I am working on an estimate and was wondering if, given my project, a concrete slab, block, or a concrete pier / wood post foundation would be best for a 15 x 30, two-story room addition? The home is on a slab foundation. The addition will be going on the top crest of a hill. Any suggestions, or additional information you would need to make a suggestion just let me know. Thanks.


----------



## FramingPro (Jan 31, 2010)

carpenj4 said:


> I am working on an estimate and was wondering if, given my project, a concrete slab, block, or a concrete pier / wood post foundation would be best for a 15 x 30, two-story room addition? The home is on a slab foundation. The addition will be going on the top crest of a hill. Any suggestions, or additional information you would need to make a suggestion just let me know. Thanks.


The problem i see with putting a slab there is that the ground at the top of the hill will be in an area where erosion can occur. Erosion, even if it happens over time will be detrimental to any slab. That being said, in my professional :laughing: opinion i would opt for a sonotube pier foundation capped with a wood subfloor.


----------



## concretemasonry (Dec 1, 2006)

For minimum initial site impact and for long life as erosion inevitably goes on, I would look at Sonotubes in augured holes with posts above the minimal projection above grade. - Not as much soil to get rid of and the tubes could be filled one at a time with no major material problems. Footings and piers require more material moving to get to a proper depth.

Going deeper is a plus because the top of a slope always will erode over the seasons and years. This always allows drainage with minimal changes.


----------



## AutumnWood Inc. (Aug 17, 2007)

carpenj4 said:


> I am working on an estimate and was wondering if, given my project, a concrete slab, block, or a concrete pier / wood post foundation would be best for a 15 x 30, two-story room addition? The home is on a slab foundation. The addition will be going on the top crest of a hill. Any suggestions, or additional information you would need to make a suggestion just let me know. Thanks.

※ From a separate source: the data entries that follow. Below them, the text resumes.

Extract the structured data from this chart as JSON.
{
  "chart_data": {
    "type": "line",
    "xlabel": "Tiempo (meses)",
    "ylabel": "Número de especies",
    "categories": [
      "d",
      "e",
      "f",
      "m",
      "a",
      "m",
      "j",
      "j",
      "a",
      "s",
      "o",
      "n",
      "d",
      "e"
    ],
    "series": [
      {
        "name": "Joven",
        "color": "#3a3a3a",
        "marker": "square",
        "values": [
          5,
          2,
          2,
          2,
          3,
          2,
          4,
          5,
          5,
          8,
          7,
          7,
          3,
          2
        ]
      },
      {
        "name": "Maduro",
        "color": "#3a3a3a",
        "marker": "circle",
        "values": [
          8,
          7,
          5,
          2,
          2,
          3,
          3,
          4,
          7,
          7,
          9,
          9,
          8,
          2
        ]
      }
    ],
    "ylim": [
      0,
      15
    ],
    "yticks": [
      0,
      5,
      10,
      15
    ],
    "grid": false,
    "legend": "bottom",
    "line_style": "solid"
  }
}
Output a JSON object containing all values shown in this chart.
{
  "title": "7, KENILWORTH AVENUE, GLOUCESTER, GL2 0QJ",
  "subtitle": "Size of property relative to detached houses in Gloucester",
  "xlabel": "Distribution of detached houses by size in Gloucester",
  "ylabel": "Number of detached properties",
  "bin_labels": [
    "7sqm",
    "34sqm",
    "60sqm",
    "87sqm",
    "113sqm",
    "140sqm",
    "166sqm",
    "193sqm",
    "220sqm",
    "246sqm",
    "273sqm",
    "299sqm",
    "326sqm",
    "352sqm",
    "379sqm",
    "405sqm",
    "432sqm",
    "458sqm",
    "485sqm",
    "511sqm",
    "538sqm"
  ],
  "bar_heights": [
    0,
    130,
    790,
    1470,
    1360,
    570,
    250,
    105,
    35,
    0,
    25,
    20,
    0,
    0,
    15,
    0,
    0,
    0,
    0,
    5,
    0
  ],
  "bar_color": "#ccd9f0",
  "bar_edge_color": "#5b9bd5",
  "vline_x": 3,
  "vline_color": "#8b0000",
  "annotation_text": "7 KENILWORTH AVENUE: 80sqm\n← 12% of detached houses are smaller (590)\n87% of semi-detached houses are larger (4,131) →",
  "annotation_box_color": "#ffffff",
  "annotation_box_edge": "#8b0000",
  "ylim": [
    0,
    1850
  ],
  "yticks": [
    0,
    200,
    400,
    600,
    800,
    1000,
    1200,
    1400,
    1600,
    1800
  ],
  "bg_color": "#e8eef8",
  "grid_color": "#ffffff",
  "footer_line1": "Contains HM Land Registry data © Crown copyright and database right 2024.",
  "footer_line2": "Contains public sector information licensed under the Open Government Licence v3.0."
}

Wouldn't code dictate the foundation to be used ?

I know here in the Detroit area ... If your doing a 3 seasons porch you can do post and beam deck style sub floor. 

But if your doing 4 season living space you have to have a trench footing around the perimeter of the addition. 

So here it would be a 12" x 42" footing for a 4 seasons room - slab floor or block and wood sub floor.

With the grade issue ... Footings - block for the grade transition, and wood sub-floor would seem best if again it is going to be a 4 season living space addition.


----------



## SticksandStones (May 13, 2013)

How many piers and what spacing are you using? I am pondering a 20 x 24 ft workshop/shed in my own yard for tool storage, and am facing similar problems. any help is greatly appreciated.


----------